Tuesday, December 10, 2013
David Fernald Maine Senate District 9
Charles Harlow District 116
If there were ever any easy choices for budget cuts, they have already been made. And there should be little interest in raising taxes during en economic downturn expected to turn into a deep recession.
Legislators will have to dig into core government services, including education and health care for low income Mainers, if they are going to find meaningful savings.
But at the same time, shrinking government cannot be the only approach. Lawmakers will also have to make cautious, strategic investment of state resources to preserve Maine's assets and open new avenues for growth.
There is a strong field of candidates to represent Portland's House Districts in the next Legislature.
Our choices for districts 113, 114 and 116 are Joan Cohen, David Fernald and Charles Harlow.
Cohen, a Democrat, is challenging Republican Jeff Martin for the seat currently held by John Braughtigam, representing North Deering and part of Falmouth.
Cohen, the wife of Portland City Councilor James Cohen, is a lawyer with two children in Portland public schools.
Although a newcomer to elective office, Cohen will know her way around the State House, based on her experience representing the Maine Chamber of Commerce and the Maine Medical Association.

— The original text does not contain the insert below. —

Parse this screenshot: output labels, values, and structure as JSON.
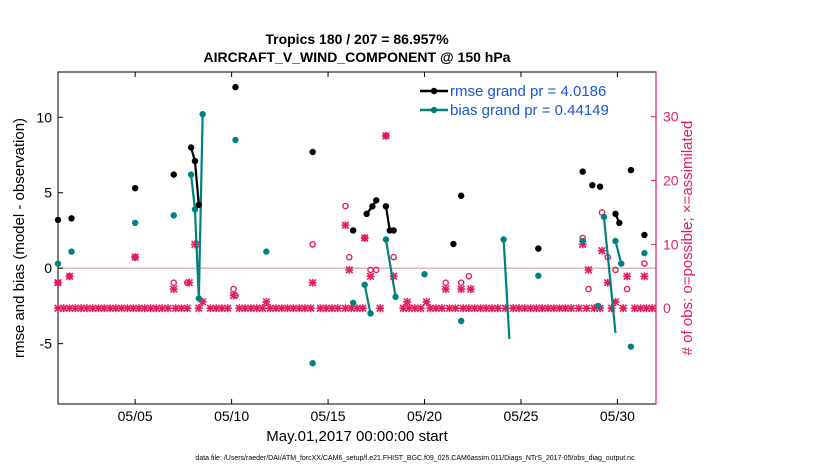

Cohen's stated priorities are holding the line on taxes and stimulating economic growth through the maintenance of high-quality schools, which are in line with the state's needs.
Her greatest strength may be her approach. She is a self-described ''moderate'' who said she has little interest in fighting partisan battles in Augusta. If she can indeed work with Republicans, she will be a valuable asset.
Martin is a strong challenger and would also make a good member of the Legislature.
He has a varied experience in business and experience in turning a troubled company around. He has clearly been studying the issues and would come to Augusta well prepared.
But in this race, Cohen's policy work and avowed bipartisanship gives her the edge.
Republican David Fernald is an outstanding candidate for the open seat in District 114, representing part of Portland.
Fernald is a Maine native who came back to the state 15 years ago after a career in high technology industries.
Stints on the boards of directors of both the Small Enterprise Growth Fund and the Maine Technology Institute, have given him first-hand knowledge of the weaknesses of Maine's approach to economic development.
Fernald proposes targeting companies that could move to Maine and create high-quality jobs and a more aggressive use of tax incentives to attract them. He would be the forceful voice this type of investment needs in a time of belt-tightening.
Fernald is running against Democrat Peter Stuckey, an activist and retired director of the People's Regional Opportunity Program. Stuckey would be a strong advocate for people receiving state services but Fernald's ideas about business expansion make him a better choice.
District 116 incumbent Harlow is a Democrat seeking his third term in Augusta.
Harlow is a member of the Education Committee, and we appreciate his work on the school district consolidation law, which is likely to come under attack again this session.
Harlow has been a good representative for his district and his work to create a Pine Tree Zone in Portland kept Barber Foods, an important local employer, from leaving the city.
Although he knows Portland will have to accept its share of budget cuts, Harlow said he would protect the city from cuts that would overburden local services.
Republican Ken Capron brings a strong knowledge of health-care finance to the race. But Harlow's track record makes him the better choice this time.